La causa è giunta, quindi, alla decisione dei Giudici di palazzo Spada che affermano un principio fondamentale dell'attività amministrativa, applicabile in ogni settore della sua azione, ovvero: "..il sindacato giurisdizionale sulla discrezionalità tecnica si svolge non soltanto riguardo ai vizi dell'eccesso di potere (logicità, congruità, ragionevolezza, proporzionalità e adeguatezza del provvedimento e del relativo impianto motivazionale), ma anche attraverso la verifica dell'attendibilità delle operazioni tecniche compiute dalla pubblica amministrazione quanto a correttezza dei criteri utilizzati e applicati, al contempo precisando che resta comunque fermo il limite della relatività delle valutazioni scientifiche, sicchè al giudice amministrativo è consentito di censurare la sola valutazione che si ponga al di fuori dell'ambito di opinabilità, di modo che il relativo giudizio non divenga sostitutivo con l'introduzione di una valutazione parimenti opinabile (v., ex multis, C.d.S., Sez. VI, 14 luglio 2011, n. 4283; C.d.S., Sez. V, 5 marzo 2010, n. 1274; C.d.S., Sez. VI, 6 febbraio 2009, n. 694; C.d.S., Sez. VI, 4 settembre 2007, n. 4635; C.d.S., Sez. IV, 13 ottobre 2003, n. 6201).
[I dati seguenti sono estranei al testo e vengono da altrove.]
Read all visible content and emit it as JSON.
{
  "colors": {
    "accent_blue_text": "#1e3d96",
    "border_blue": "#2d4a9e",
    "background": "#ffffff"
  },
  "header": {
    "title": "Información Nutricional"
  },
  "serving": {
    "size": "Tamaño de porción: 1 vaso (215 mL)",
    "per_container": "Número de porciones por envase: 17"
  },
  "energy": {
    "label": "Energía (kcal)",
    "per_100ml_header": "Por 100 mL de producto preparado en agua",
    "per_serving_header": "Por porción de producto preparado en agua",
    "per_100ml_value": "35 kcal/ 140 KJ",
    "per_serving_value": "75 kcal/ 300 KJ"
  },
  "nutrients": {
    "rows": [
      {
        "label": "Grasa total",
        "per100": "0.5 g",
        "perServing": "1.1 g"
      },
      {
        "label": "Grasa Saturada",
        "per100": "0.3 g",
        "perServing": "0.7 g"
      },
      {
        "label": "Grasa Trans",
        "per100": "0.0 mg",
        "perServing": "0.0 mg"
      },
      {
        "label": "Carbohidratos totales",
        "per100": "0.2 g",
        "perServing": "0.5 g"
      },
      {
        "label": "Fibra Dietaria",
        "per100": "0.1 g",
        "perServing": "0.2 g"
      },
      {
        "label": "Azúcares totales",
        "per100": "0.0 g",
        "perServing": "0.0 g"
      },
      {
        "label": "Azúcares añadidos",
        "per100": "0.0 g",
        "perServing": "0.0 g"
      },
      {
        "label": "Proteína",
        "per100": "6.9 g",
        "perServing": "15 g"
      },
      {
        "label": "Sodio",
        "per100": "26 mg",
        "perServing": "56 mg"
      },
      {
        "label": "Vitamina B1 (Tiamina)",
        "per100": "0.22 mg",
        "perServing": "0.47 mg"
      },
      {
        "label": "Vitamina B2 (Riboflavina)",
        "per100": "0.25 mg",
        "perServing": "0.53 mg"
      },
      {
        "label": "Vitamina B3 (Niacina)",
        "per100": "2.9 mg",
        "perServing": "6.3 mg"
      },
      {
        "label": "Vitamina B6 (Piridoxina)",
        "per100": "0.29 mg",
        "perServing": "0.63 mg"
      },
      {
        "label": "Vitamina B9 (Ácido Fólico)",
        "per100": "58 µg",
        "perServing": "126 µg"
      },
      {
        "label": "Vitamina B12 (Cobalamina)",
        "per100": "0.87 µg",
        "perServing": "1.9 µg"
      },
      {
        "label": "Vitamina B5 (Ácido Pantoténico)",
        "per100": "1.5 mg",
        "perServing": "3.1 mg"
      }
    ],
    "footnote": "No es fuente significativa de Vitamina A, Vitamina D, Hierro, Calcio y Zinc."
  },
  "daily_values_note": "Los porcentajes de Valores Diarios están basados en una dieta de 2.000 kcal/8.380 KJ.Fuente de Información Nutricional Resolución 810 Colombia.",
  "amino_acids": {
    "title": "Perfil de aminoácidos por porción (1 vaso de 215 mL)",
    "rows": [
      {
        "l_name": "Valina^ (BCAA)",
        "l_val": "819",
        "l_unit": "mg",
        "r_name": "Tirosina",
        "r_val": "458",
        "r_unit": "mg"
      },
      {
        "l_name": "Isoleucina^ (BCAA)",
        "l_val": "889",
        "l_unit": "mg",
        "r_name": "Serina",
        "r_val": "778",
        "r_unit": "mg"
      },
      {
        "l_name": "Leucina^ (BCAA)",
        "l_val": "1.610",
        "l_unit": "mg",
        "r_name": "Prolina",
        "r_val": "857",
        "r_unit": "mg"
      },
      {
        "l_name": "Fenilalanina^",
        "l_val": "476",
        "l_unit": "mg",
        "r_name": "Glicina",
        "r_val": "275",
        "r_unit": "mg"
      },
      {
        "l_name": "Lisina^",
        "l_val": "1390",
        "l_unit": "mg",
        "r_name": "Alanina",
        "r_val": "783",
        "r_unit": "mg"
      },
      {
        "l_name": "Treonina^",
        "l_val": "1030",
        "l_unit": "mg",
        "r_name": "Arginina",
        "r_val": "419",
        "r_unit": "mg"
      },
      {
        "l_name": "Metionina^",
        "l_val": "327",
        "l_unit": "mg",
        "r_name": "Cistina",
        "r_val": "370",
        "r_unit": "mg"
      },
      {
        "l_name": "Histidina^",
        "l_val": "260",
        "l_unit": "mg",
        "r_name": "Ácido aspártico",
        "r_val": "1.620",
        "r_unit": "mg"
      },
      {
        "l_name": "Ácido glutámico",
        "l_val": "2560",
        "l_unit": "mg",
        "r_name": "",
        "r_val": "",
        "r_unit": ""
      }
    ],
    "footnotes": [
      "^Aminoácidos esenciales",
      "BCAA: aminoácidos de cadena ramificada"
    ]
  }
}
Il giudice amministrativo - nella ricerca di un punto di equilibrio, da verificare di volta in volta in relazione alla fattispecie concreta, tra l'esigenza di garantire la pienezza e l'effettività della tutela giurisdizionale e quella di evitare che il giudice possa esercitare egli stesso il potere amministrativo che compete all'Autorità - può, dunque, sindacare con pienezza di cognizione i fatti oggetto dell'indagine e il processo valutativo mediante il quale l'Autorità applica al caso concreto la regola individuata, ma, ove ne accerti la legittimità sulla base di una corretta applicazione delle regole tecniche sottostanti, il suo sindacato deve arrestarsi, in quanto diversamente vi sarebbe un'indebita sostituzione del giudice all'amministrazione, titolare del potere esercitato (con specifico riferimento al concetto di "mercato rilevante" v. C.d.S., Sez. VI, 9 febbraio 2011, n. 896)."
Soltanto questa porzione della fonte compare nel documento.